Auch die zweite Strategie, Eveline Widmer-Schlumpf ins Boot zu holen, entpuppt sich als Rohrkrepierer. Die alt Bundesrätin distanziert sich im Januar von der Vorlage.
Auch die KMU, der Gewerbeverband, sollen als glaubwürdiger Gegenpol zu den Linken platziert werden. Doch die Chefs des Gewerbeverbands glänzen an der Sitzung durch Abwesenheit, schreibt der TA. Bis zum Urnengang wird es nur partiell gelingen, KMU-Verteter als Botschafter für die Reform zu gewinnen.

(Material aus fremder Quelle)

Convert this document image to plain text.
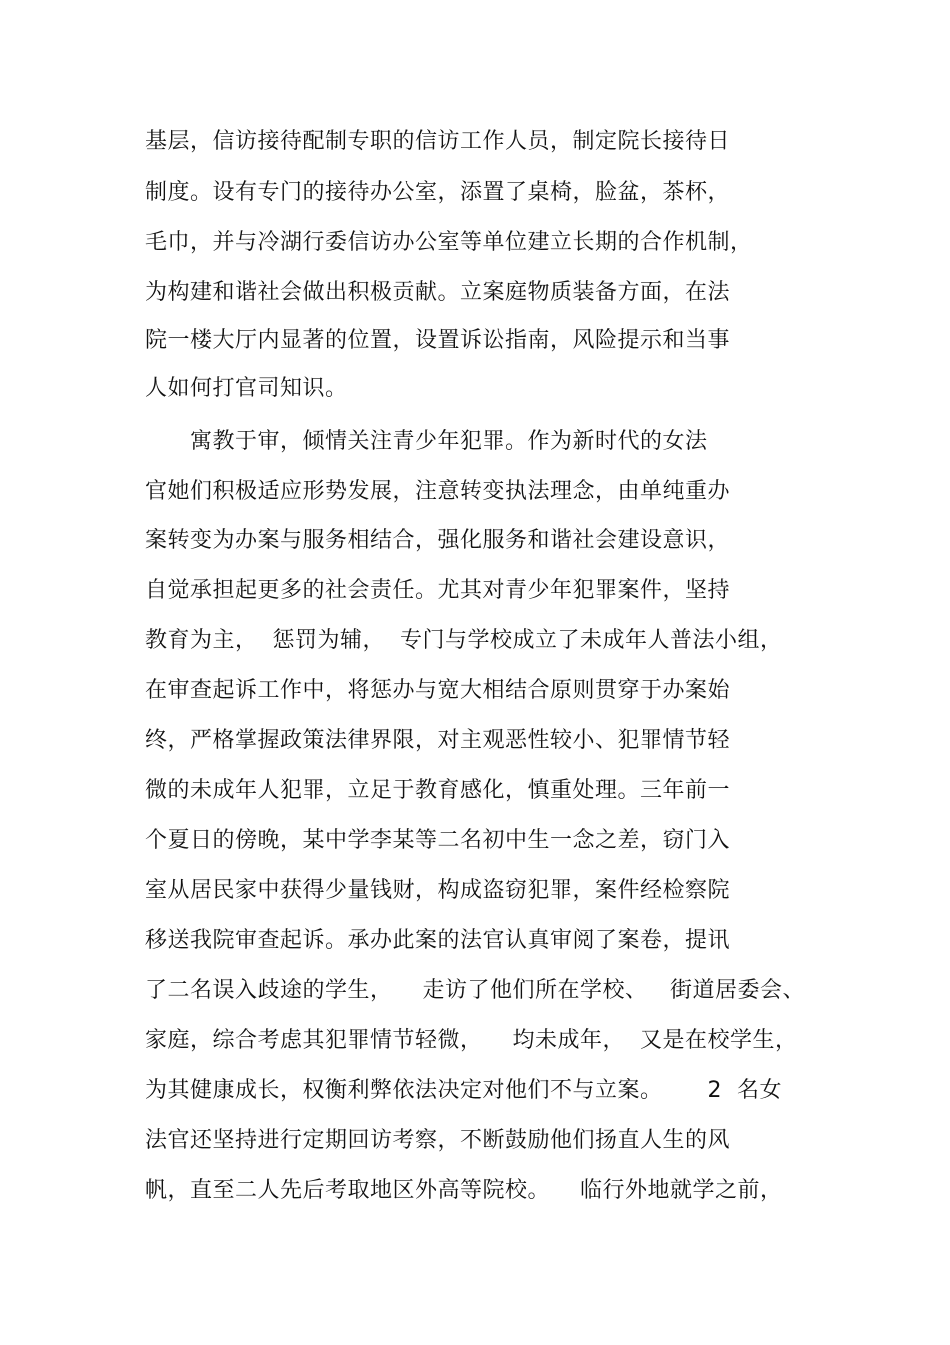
基层，信访接待配制专职的信访工作人员，制定院长接待日
制度。设有专门的接待办公室，添置了桌椅，脸盆，茶杯，
毛巾，并与冷湖行委信访办公室等单位建立长期的合作机制，
为构建和谐社会做出积极贡献。立案庭物质装备方面，在法
院一楼大厅内显著的位置，设置诉讼指南，风险提示和当事
人如何打官司知识。
寓教于审，倾情关注青少年犯罪。作为新时代的女法
官她们积极适应形势发展，注意转变执法理念，由单纯重办
案转变为办案与服务相结合，强化服务和谐社会建设意识，
自觉承担起更多的社会责任。尤其对青少年犯罪案件，坚持
教育为主，  惩罚为辅，  专门与学校成立了未成年人普法小组，
在审查起诉工作中，将惩办与宽大相结合原则贯穿于办案始
终，严格掌握政策法律界限，对主观恶性较小、犯罪情节轻
微的未成年人犯罪，立足于教育感化，慎重处理。三年前一
个夏日的傍晚，某中学李某等二名初中生一念之差，窃门入
室从居民家中获得少量钱财，构成盗窃犯罪，案件经检察院
移送我院审查起诉。承办此案的法官认真审阅了案卷，提讯
了二名误入歧途的学生，    走访了他们所在学校、   街道居委会、
家庭，综合考虑其犯罪情节轻微，    均未成年，  又是在校学生，
为其健康成长，权衡利弊依法决定对他们不与立案。      2  名女
法官还坚持进行定期回访考察，不断鼓励他们扬直人生的风
帆，直至二人先后考取地区外高等院校。    临行外地就学之前，
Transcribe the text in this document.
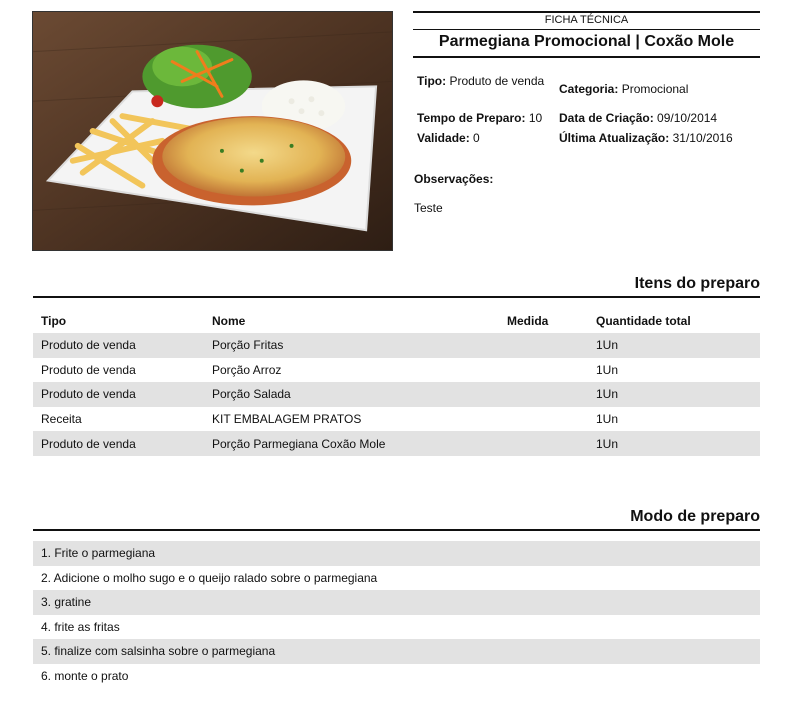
FICHA TÉCNICA
Parmegiana Promocional | Coxão Mole
Tipo: Produto de venda
Categoria: Promocional
Tempo de Preparo: 10	Data de Criação: 09/10/2014
Validade: 0	Última Atualização: 31/10/2016
Observações:
Teste
Itens do preparo
Tipo	Nome	Medida	Quantidade total
Produto de venda	Porção Fritas		1Un
Produto de venda	Porção Arroz		1Un
Produto de venda	Porção Salada		1Un
Receita	KIT EMBALAGEM PRATOS		1Un
Produto de venda	Porção Parmegiana Coxão Mole		1Un
Modo de preparo
1. Frite o parmegiana
2. Adicione o molho sugo e o queijo ralado sobre o parmegiana
3. gratine
4. frite as fritas
5. finalize com salsinha sobre o parmegiana
6. monte o prato
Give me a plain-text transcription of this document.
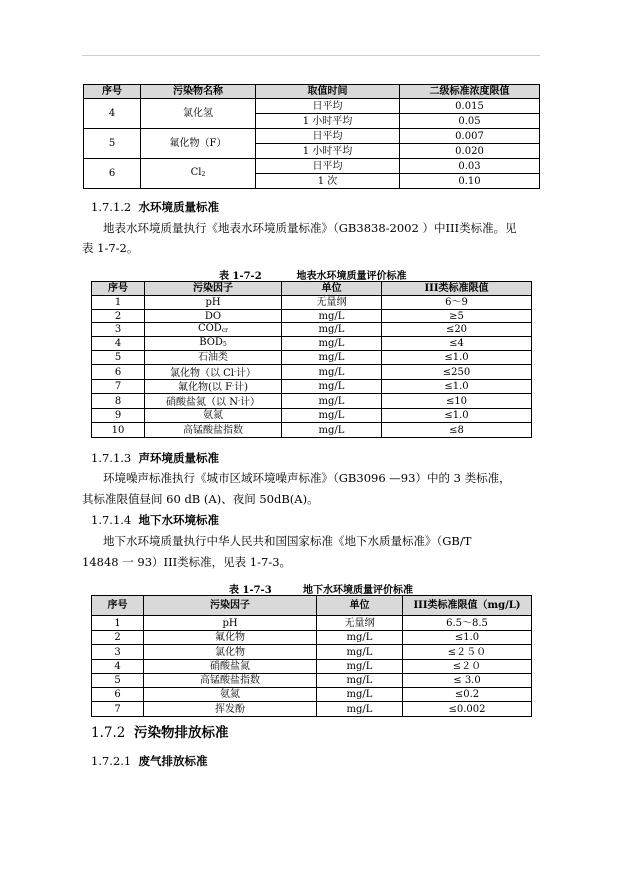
序号	污染物名称	取值时间	二级标准浓度限值
4	氯化氢	日平均	0.015
		1 小时平均	0.05
5	氟化物（F）	日平均	0.007
		1 小时平均	0.020
6	Cl2	日平均	0.03
		1 次	0.10
1.7.1.2 水环境质量标准
地表水环境质量执行《地表水环境质量标准》（GB3838-2002 ）中III类标准。见
表 1-7-2。
表 1-7-2	地表水环境质量评价标准
序号	污染因子	单位	III类标准限值
1	pH	无量纲	6～9
2	DO	mg/L	≥5
3	CODcr	mg/L	≤20
4	BOD5	mg/L	≤4
5	石油类	mg/L	≤1.0
6	氯化物（以 Cl-计）	mg/L	≤250
7	氟化物(以 F-计)	mg/L	≤1.0
8	硝酸盐氮（以 N-计）	mg/L	≤10
9	氨氮	mg/L	≤1.0
10	高锰酸盐指数	mg/L	≤8
1.7.1.3 声环境质量标准
环境噪声标准执行《城市区域环境噪声标准》（GB3096 —93）中的 3 类标准，
其标准限值昼间 60 dB (A)、夜间 50dB(A)。
1.7.1.4 地下水环境标准
地下水环境质量执行中华人民共和国国家标准《地下水质量标准》（GB/T
14848 一 93）III类标准，见表 1-7-3。
表 1-7-3	地下水环境质量评价标准
序号	污染因子	单位	III类标准限值（mg/L)
1	pH	无量纲	6.5～8.5
2	氟化物	mg/L	≤1.0
3	氯化物	mg/L	≤２５０
4	硝酸盐氮	mg/L	≤２０
5	高锰酸盐指数	mg/L	≤ 3.0
6	氨氮	mg/L	≤0.2
7	挥发酚	mg/L	≤0.002
1.7.2 污染物排放标准
1.7.2.1 废气排放标准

Nur in einem Punkt läuft alles wie gewünscht: Die Sitzungsteilnehmer diskutieren darüber, ob die Gewinnchancen im Februar oder im Mai grösser sind. Sowohl Kantone als auch bürgerliche Parteien entscheiden sich später für den Februar. Gut drei Wochen nach der Sitzung legt der Bundesrat wie vom Steuerungsausschuss gewünscht die Abstimmung auf den 12. Februar fest. Die USR III wird mit einem Nein von 59 Prozent an der Urne abgeschmettert. (dwi)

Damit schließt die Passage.